Even if the data from a computer is backed up across the network, it must at some point be stored on some form of media. The three basic media for archiving data from computer systems are magnetic tape, optical disk, and hard drive. We deal with magnetic tape in the most depth because it is the most common method for backup and recovery.
Magnetic tape was originally used for audio recordings but was later adapted to computer data. It is typically a magnetizable medium that moves with a constant speed past a recording head. Most modern tape drives use multiple heads offset into different tracks. The heads can also be skewed at angles to decrease the space that separates the tracks. This space is needed so that the signal recorded in one track does not interfere with the signal in another track.
The early tape drives were usually open-spooled half-inch magnetic tape (also known as reel to reel; see Figure 9-1). The amount of data on a particular tape was determined by the length of the tape, the number of tracks, tape speed, and the density at which the data was written onto the tape. Half-inch tape length was from 50 to 2400 feet. It was wound on reels up to 10.5 inches in diameter. It originally had seven tracks (six for data and one for parity), and later versions had nine tracks (eight for data and one for parity). Aluminum strips were glued several feet from the ends of the tape to serve as logical beginning and end of tape markers. A removable plastic ring in the back of the tape reels would write-protect the tape. A gap between records allowed the mechanism time to stop the tape when it was originally running. Table 9-1 provides a summary of the characteristics of a typical half-inch 2400-foot tape.
Figure 9-1. A half-inch magnetic open reel tape
Tape systems later migrated to a closed cartridge format. This format was easier to load and store. A new technology also emerged to rival linear track tapes. Sony invented helical scan tape technology originally for video recording, but it was adapted for computer data. It records data using tracks that are at an angle to the edge of the tape (see Figure 9-2). Helical scan tapes can typically record at a higher density and have a longer life due to lower tape tension, lower tape speeds, and less back and forth traversal wear on the tape and the drive.

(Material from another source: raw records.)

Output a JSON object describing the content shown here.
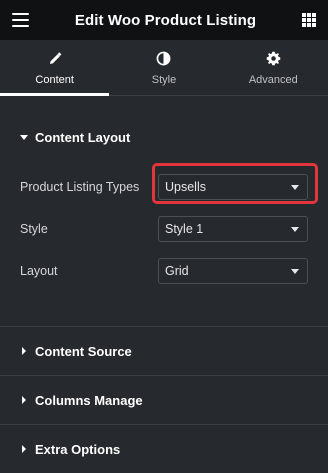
{
  "header": {
    "title": "Edit Woo Product Listing",
    "menu_icon": "hamburger-icon",
    "apps_icon": "grid-icon"
  },
  "tabs": [
    {
      "label": "Content",
      "icon": "pencil-icon",
      "active": true
    },
    {
      "label": "Style",
      "icon": "half-circle-icon",
      "active": false
    },
    {
      "label": "Advanced",
      "icon": "gear-icon",
      "active": false
    }
  ],
  "content_layout": {
    "title": "Content Layout",
    "controls": [
      {
        "label": "Product Listing Types",
        "value": "Upsells",
        "highlighted": true
      },
      {
        "label": "Style",
        "value": "Style 1"
      },
      {
        "label": "Layout",
        "value": "Grid"
      }
    ]
  },
  "sections": [
    {
      "title": "Content Source"
    },
    {
      "title": "Columns Manage"
    },
    {
      "title": "Extra Options"
    }
  ],
  "colors": {
    "highlight": "#e2353c",
    "panel_bg": "#26292d",
    "header_bg": "#101113"
  }
}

Figure 9-2. Helical scan and linear recording methods
Table 9-2 provides a comparison of the most common tape format types today.
How do you identify the tape drive originally you have? There are three places to start. You can look in /proc/scsi/, the syslog, or dmesg output. Looking in /proc/scsi/scsi is probably the best strategy.

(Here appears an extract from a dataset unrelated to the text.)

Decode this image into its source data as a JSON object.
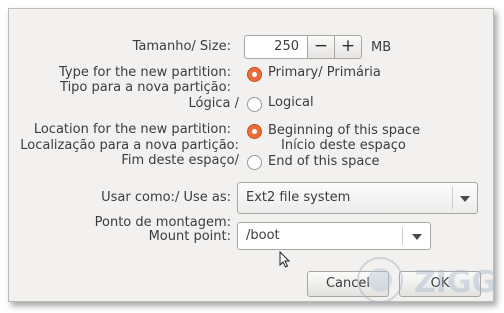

# cat /proc/scsi/scsi Attached devices: Host: scsi1 Channel: 00 Id: 03 Lun: 00 Vendor: HP Model: Ultrium 2-SCSI Rev: F48D Type: Sequential-Access ANSI SCSI revision: 03
If you look in /proc/scsi/scsi and you don't see the tape drive listed, there are several steps to take. The first is to confirm that the SCSI card shows up in lspci.
# lspci 00:00.0 Host bridge: Broadcom CMIC-HE (rev 22) 00:00.1 Host bridge: Broadcom CMIC-HE 00:00.2 Host bridge: Broadcom CMIC-HE 00:00.3 Host bridge: Broadcom CMIC-HE 00:02.0 System peripheral: Compaq Computer Corporation Integrated Lights Out Controller (rev 01) 00:02.2 System peripheral: Compaq Computer Corporation Integrated Lights Out Processor (rev 01) 00:03.0 VGA compatible controller: ATI Technologies Inc Rage XL (rev 27) 00:0f.0 ISA bridge: Broadcom CSB5 South Bridge (rev 93) 00:0f.1 IDE interface: Broadcom CSB5 IDE Controller (rev 93) 00:0f.2 USB Controller: Broadcom OSB4/CSB5 OHCI USB Controller (rev 05) 00:0f.3 Host bridge: Broadcom CSB5 LPC bridge 00:10.0 Host bridge: Broadcom CIOB30 (rev 03) 00:10.2 Host bridge: Broadcom CIOB30 (rev 03) 00:11.0 Host bridge: Broadcom CIOB30 (rev 03) 00:11.2 Host bridge: Broadcom CIOB30 (rev 03) 01:01.0 RAID bus controller: Compaq Computer Corporation Smart Array 5i/532 (rev 01) 02:02.0 Ethernet controller: Intel Corporation 82546EB Gigabit Ethernet Controller (Copper) (rev 01) 02:02.1 Ethernet controller: Intel Corporation 82546EB Gigabit Ethernet Controller (Copper) (rev 01) 02:1e.0 PCI Hot-plug controller: Compaq Computer Corporation PCI Hotplug Controller (rev 14) 06:01.0 Ethernet controller: Intel Corporation 82546EB Gigabit Ethernet Controller (Copper) (rev 01) 06:01.1 Ethernet controller: Intel Corporation 82546EB Gigabit Ethernet Controller (Copper) (rev 01) 06:02.0 SCSI storage controller: LSI Logic / Symbios Logic 53c1030 PCI-X Fusion-MPT Dual Ultra320 SCSI (rev 07) 06:02.1 SCSI storage controller: LSI Logic / Symbios Logic 53c1030 PCI-X Fusion-MPT Dual Ultra320 SCSI (rev 07) 06:1e.0 PCI Hot-plug controller: Compaq Computer Corporation PCI Hotplug Controller (rev 14) 0a:01.0 RAID bus controller: Compaq Computer Corporation Smart Array 5300 Controller (rev 02) 0a:02.0 Ethernet controller: Broadcom Corporation NetXtreme BCM5701 Gigabit Ethernet (rev 15)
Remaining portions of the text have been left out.